The move could be years off, but the Post reports it’s part of an effort to stop people from fleeing cable. What’s behind this? Doubtless it’s panicky cable executives who can see what we can: cable is expensive wasteland full of forgettable content. So instead of using their billions in resources to transition to a different content-delivery system, they’re destroying their best hope for the future, Hulu.
What’s especially galling about this is that so much of Hulu’s content can already be found on TV you can get with a digital antenna. You know, free television. If this goes through, you won’t be able to re-watch an episode of a show you already saw earlier in the week or catch up with a couple of episodes you missed, courtesy of Hulu.
What do these people expect will happen if and when they make this change? We’re all going to give in and plop down $65 a month (at minimum) so that we can watch Community and endless varieties of Starz? And Christ, we should all be so lucky that cable doesn’t cost a $165 a month a few years from now. Cable companies, being one of America’s last legal monopolies are constantly taking their awful business practices out on the consumer, whether it’s passing costs onto you or getting into ridiculous dick-swinging competitions over broadcast rights.
It’s completely insane to suggest that anybody take lessons from the music industry, but here we are. Partnering with streaming services like Spotify and Rdio allows record companies a new way to service their customers while getting a cut of the ad revenues and membership fees. Spotify currently has 3 million paid members out of 10 million altogether, and as of March, had already paid $250 million to music rightsholders. They’re also making piracy unnecessary.

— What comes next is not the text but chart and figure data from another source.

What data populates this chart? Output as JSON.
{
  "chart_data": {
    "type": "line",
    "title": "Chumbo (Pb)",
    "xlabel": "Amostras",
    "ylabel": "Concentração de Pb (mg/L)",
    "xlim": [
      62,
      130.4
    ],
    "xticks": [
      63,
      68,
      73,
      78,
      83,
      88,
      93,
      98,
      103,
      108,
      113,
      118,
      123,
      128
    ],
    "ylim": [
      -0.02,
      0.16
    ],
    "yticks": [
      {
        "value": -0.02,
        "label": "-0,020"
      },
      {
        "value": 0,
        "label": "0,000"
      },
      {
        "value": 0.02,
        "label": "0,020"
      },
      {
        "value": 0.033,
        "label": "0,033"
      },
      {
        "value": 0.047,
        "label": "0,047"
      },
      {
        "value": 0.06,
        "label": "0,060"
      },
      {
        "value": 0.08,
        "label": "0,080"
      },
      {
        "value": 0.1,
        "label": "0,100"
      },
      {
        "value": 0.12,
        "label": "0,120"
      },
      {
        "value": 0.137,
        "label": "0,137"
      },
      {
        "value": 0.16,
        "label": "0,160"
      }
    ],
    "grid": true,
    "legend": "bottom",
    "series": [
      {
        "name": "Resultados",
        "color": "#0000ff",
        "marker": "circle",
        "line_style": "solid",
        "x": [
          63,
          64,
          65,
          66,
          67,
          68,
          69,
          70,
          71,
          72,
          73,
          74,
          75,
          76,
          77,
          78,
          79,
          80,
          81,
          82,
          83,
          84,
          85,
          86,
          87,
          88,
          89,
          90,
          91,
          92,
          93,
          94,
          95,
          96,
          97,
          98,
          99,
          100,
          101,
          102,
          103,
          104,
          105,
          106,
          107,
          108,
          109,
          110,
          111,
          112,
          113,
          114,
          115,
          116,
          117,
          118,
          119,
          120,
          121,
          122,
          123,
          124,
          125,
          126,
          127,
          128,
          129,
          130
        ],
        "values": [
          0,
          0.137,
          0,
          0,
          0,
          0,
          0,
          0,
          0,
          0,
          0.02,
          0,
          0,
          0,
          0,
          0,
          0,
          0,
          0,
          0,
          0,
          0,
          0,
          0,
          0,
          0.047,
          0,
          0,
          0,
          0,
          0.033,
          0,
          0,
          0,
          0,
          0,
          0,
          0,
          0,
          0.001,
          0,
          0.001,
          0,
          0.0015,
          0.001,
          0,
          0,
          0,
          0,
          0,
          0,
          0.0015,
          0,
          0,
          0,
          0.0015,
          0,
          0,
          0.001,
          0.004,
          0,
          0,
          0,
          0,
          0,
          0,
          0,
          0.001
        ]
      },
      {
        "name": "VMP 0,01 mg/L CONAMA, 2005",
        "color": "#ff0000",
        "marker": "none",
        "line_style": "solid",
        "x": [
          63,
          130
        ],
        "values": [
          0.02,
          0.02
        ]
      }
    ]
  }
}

In contrast, with this move, the TV networks and cable companies that own Hulu make content piracy much easier to rationalize, especially if the only options in front of a tech-savvy consumer are “overpay for entertainment to send an oligarch’s great-grandkids to Harvard” or “don’t do that.”
And it’s not like I’m some wild eyed lefty* screaming about this in a vacuum. The respectable, polo shirt-wearing types at Forbes feel the same exact way about HBO’s stupid decision to cut HBO Go off from the broader internet population.
But maybe this was bound to happen anyway. With the news Community, Parks & Rec and 30 Rock are being canceled to make way for shows by such comedic luminaries as Matthew Perry and Anne Heche, it becomes obvious that NBC wasn’t paying attention to Hulu ratings. Maybe they should have just taken all the money they sunk into it and used it to lobby Congress to shoot content pirates into space.
Hulu was shaping up as the beginning of an attempt at finding a middle ground and maybe even freeing us to live our lives without planning them around a damn TV schedule. Soon though, it could just be another footnote in the story of how cable destroyed itself.